A series of high-profile measures got intertwined and shifted among various bills this week as the House and Senate tried to secure key priorities and parry late-breaking amendments. Two federal COVID funding measures already enacted via their companion bills were converted wholesale to new purposes and passed out of the General Assembly’s finance committees Tuesday. The Senate Finance Committee passed legislation to use approximately $1.5 billion in federal American Rescue Plan (ARP) Act money to pay off Ohio’s unemployment compensation debt to the federal government. The committee amended HB168 (Fraizer-Loychik), originally a federal COVID relief measure for small businesses, fairs, child care providers and veterans homes, to strip its original language and insert the payoff plan. [That earlier language had been approved in HB168’s companion bill SB109 (Manning-Rulli).] The House Finance Committee followed suit, except that committee gutted SB111 (Blessing-Brenner), substituting the original funding for pandemic relief for schools with nearly $422 million in ARP funds for FY22 “for non-entitlement units of local governments” including “cities, villages and townships, on a population basis …” The original provisions of SB111 had already been passed in companion bill HB170 (Bird-Richardson) and signed into law by the governor. But on the House floor Thursday, Republicans amended SB111 to include a prohibition on employer mandates involving any vaccine not fully approved by the FDA. They also amended a Senate bill on college athletes’ name, image and likeness (NIL) rights, SB187 (Antani), to include a ban on transgender girls’ participation in girls’ sports. 

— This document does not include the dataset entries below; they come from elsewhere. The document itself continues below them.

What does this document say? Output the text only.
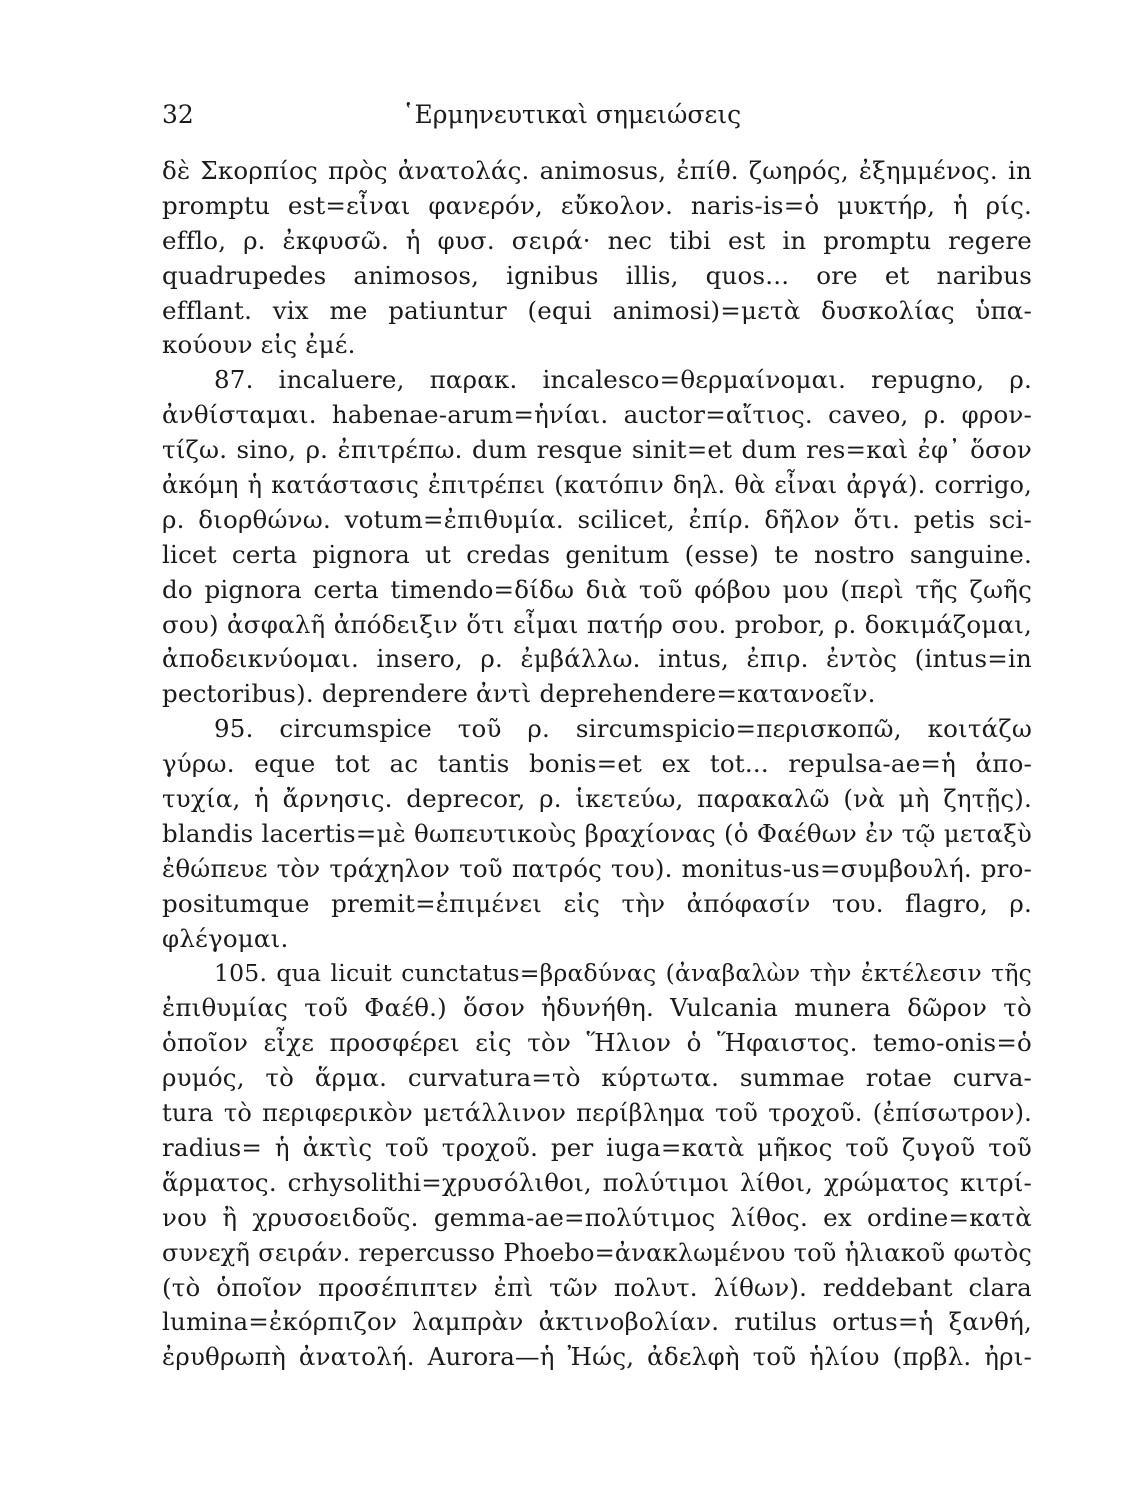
32	῾Ερμηνευτικαὶ σημειώσεις
δὲ Σκορπίος πρὸς ἀνατολάς. animosus, ἐπίθ. ζωηρός, ἐξημμένος. in
promptu est=εἶναι φανερόν, εὔκολον. naris-is=ὁ μυκτήρ, ἡ ρίς.
efflo, ρ. ἐκφυσῶ. ἡ φυσ. σειρά· nec tibi est in promptu regere
quadrupedes animosos, ignibus illis, quos... ore et naribus
efflant. vix me patiuntur (equi animosi)=μετὰ δυσκολίας ὑπα-
κούουν εἰς ἐμέ.
87. incaluere, παρακ. incalesco=θερμαίνομαι. repugno, ρ.
ἀνθίσταμαι. habenae-arum=ἡνίαι. auctor=αἴτιος. caveo, ρ. φρον-
τίζω. sino, ρ. ἐπιτρέπω. dum resque sinit=et dum res=καὶ ἐφ᾽ ὅσον
ἀκόμη ἡ κατάστασις ἐπιτρέπει (κατόπιν δηλ. θὰ εἶναι ἀργά). corrigo,
ρ. διορθώνω. votum=ἐπιθυμία. scilicet, ἐπίρ. δῆλον ὅτι. petis sci-
licet certa pignora ut credas genitum (esse) te nostro sanguine.
do pignora certa timendo=δίδω διὰ τοῦ φόβου μου (περὶ τῆς ζωῆς
σου) ἀσφαλῆ ἀπόδειξιν ὅτι εἶμαι πατήρ σου. probor, ρ. δοκιμάζομαι,
ἀποδεικνύομαι. insero, ρ. ἐμβάλλω. intus, ἐπιρ. ἐντὸς (intus=in
pectoribus). deprendere ἀντὶ deprehendere=κατανοεῖν.
95. circumspice τοῦ ρ. sircumspicio=περισκοπῶ, κοιτάζω
γύρω. eque tot ac tantis bonis=et ex tot... repulsa-ae=ἡ ἀπο-
τυχία, ἡ ἄρνησις. deprecor, ρ. ἱκετεύω, παρακαλῶ (νὰ μὴ ζητῇς).
blandis lacertis=μὲ θωπευτικοὺς βραχίονας (ὁ Φαέθων ἐν τῷ μεταξὺ
ἐθώπευε τὸν τράχηλον τοῦ πατρός του). monitus-us=συμβουλή. pro-
positumque premit=ἐπιμένει εἰς τὴν ἀπόφασίν του. flagro, ρ.
φλέγομαι.
105. qua licuit cunctatus=βραδύνας (ἀναβαλὼν τὴν ἐκτέλεσιν τῆς
ἐπιθυμίας τοῦ Φαέθ.) ὅσον ἠδυνήθη. Vulcania munera δῶρον τὸ
ὁποῖον εἶχε προσφέρει εἰς τὸν Ἥλιον ὁ Ἥφαιστος. temo-onis=ὁ
ρυμός, τὸ ἅρμα. curvatura=τὸ κύρτωτα. summae rotae curva-
tura τὸ περιφερικὸν μετάλλινον περίβλημα τοῦ τροχοῦ. (ἐπίσωτρον).
radius= ἡ ἀκτὶς τοῦ τροχοῦ. per iuga=κατὰ μῆκος τοῦ ζυγοῦ τοῦ
ἅρματος. crhysolithi=χρυσόλιθοι, πολύτιμοι λίθοι, χρώματος κιτρί-
νου ἢ χρυσοειδοῦς. gemma-ae=πολύτιμος λίθος. ex ordine=κατὰ
συνεχῆ σειράν. repercusso Phoebo=ἀνακλωμένου τοῦ ἡλιακοῦ φωτὸς
(τὸ ὁποῖον προσέπιπτεν ἐπὶ τῶν πολυτ. λίθων). reddebant clara
lumina=ἐκόρπιζον λαμπρὰν ἀκτινοβολίαν. rutilus ortus=ἡ ξανθή,
ἐρυθρωπὴ ἀνατολή. Aurora—ἡ Ἠώς, ἀδελφὴ τοῦ ἡλίου (πρβλ. ἠρι-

The Senate balked, putting the local government funding from SB111 into HB168, and amending HB29 (Wiggam), a veterans ID bill, to include the NIL legislation, as well as an attempted compromise on the Senate’s sports gambling bill, SB176 (Antani-Manning). House Speaker Bob Cupp (R-Lima) maintained Thursday the skepticism he expressed about a sports gambling deal earlier this week, calling it “an extremely high lift” and saying the House hasn’t yet had hearings on the measure. He said Reps. Bill Seitz (R-Cincinnati) and Jay Edwards (R-Nelsonville) monitored Senate action on the bill and said the House has heard from interested parties who have raised concerns.